After 9 days of negotiations, the Annual Session of ICCAT 2022 concluded in Faro, Portugal, yesterday with the following outcome highlights:
Landmark outcomes were achieved for some species including for the bluefin tuna stocks in the north Atlantic and Mediterranean Ocean which, after 12 years of negotiations, now have adopted management procedures in place. These management procedures, which will be reviewed again in three years’ time, use key scientific indicators of stock status to calculate the total allowable catch (TAC). This agreed systematic procedure will alleviate many of the challenges associated with agreeing on a TAC, and will hopefully ensure the sustainable management of Atlantic bluefin tuna stocks into the future.

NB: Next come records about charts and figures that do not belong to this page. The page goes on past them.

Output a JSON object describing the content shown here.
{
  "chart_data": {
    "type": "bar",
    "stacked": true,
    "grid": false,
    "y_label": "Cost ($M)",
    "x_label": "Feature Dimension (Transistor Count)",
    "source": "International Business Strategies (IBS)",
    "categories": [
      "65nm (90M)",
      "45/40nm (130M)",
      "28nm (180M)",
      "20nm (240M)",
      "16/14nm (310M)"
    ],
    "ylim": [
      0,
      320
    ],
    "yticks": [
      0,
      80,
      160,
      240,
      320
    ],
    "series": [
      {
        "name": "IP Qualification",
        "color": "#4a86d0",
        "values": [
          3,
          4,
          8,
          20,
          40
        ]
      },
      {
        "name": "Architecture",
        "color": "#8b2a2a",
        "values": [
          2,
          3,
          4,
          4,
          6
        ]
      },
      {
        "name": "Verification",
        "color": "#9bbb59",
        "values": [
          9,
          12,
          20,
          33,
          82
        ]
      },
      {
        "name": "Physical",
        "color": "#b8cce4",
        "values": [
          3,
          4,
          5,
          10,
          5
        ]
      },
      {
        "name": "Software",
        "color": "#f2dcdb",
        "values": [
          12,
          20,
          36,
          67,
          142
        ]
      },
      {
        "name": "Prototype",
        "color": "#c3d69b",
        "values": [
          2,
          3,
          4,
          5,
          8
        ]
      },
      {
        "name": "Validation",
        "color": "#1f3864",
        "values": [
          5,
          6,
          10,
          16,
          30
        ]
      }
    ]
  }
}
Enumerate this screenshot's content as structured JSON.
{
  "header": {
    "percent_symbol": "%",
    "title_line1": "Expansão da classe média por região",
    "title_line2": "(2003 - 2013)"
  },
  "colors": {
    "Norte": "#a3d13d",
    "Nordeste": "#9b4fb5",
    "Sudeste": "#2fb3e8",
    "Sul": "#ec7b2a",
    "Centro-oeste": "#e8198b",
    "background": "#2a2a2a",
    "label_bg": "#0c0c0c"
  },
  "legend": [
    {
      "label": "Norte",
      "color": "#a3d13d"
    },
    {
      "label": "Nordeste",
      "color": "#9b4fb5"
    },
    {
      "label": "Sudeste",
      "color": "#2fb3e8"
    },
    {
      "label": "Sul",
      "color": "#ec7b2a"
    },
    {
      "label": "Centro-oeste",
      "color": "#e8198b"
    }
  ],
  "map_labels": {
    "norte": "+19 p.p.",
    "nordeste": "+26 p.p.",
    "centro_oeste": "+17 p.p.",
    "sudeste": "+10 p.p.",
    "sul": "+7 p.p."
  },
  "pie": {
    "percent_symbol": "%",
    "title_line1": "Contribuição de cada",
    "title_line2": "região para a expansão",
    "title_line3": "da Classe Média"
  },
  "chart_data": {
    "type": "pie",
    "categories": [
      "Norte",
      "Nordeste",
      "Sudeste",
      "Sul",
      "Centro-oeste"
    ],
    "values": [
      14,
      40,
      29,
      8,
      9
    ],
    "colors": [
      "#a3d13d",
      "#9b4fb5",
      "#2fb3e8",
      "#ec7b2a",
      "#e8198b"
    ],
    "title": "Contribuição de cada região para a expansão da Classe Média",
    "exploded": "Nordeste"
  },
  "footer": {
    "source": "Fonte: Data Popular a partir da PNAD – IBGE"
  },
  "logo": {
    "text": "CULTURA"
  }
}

In parallel to the encouraging progress made for bluefin tuna stocks, negotiations on the measure for tropical tuna species, and this year specifically bigeye tuna, were difficult and the Commission could not reach consensus. Ultimately, an amended rollover of the previous measure (21/01), which was initially adopted in 2019, has been adopted. The rolled over measure maintains the previous TAC of 62,000 tonnes, with associated catch limits, and the previously agreed controls on the use of fish aggregating devices (FADs). The FAD measures, which include a limit of 300 FADs per vessel, a 72-day oceanwide FAD closure and the required use of non-entangling materials in FAD designs will continue to mitigate the harvest of juvenile tuna, bycatch, animal entanglement, habitat damage and pollution impacts caused on the largest scale by drifting FAD designs.
IPNLF are pleased to see that FAD measures have been maintained and that clearer direction has been given on the FAD data that fleets must submit. This will inform scientific developments and improve management measures to increase transparency of FAD use into the future. We hope that with clearer requirements on what data must be submitted to the Scientific Committee (SCRS), the Commission will be able to better understand and sustainably alleviate the impacts of FADs on juvenile tuna and broader ocean ecosystems. Nevertheless, there remains a long way to go to develop and adopt a new measure for tropical tuna in the Atlantic which will achieve truly equitable, sustainable fisheries management for these stocks, with an ecosystem approach. In addition, it is important for tropical tuna that the Commission upholds its commitment to develop Harvest Control rules (HCRs) for bigeye, yellowfin and skipjack tuna.
Other key achievements included an increase in catch limits for the south Atlantic albacore stock in response to improvements in the stocks status which will be of great benefit to small-scale, one-by-one fisheries in the south Atlantic Ocean. In addition, the Commission adopted new measures to protect mako sharks in the southern Atlantic Ocean by ending overfishing and improving the status of the stock, as well as a resolution on climate change, originally proposed by the United States. This, encouragingly, follows the adoption of a climate change measure proposed by the Maldives for the Indian Ocean earlier this year and is the first of its kind to be adopted by ICCAT. In line with the Maldives’ proposal, it mandates that the Commission invests in improving its understanding of climate change and considers the potential impacts of climate change on ICCAT target species and species in the rest of the ecosystem. This will encourage the Commission to take a more holistic ecosystem approach to fisheries management and we hope that similar steps will continue to be taken and expanded upon in other RFMOs.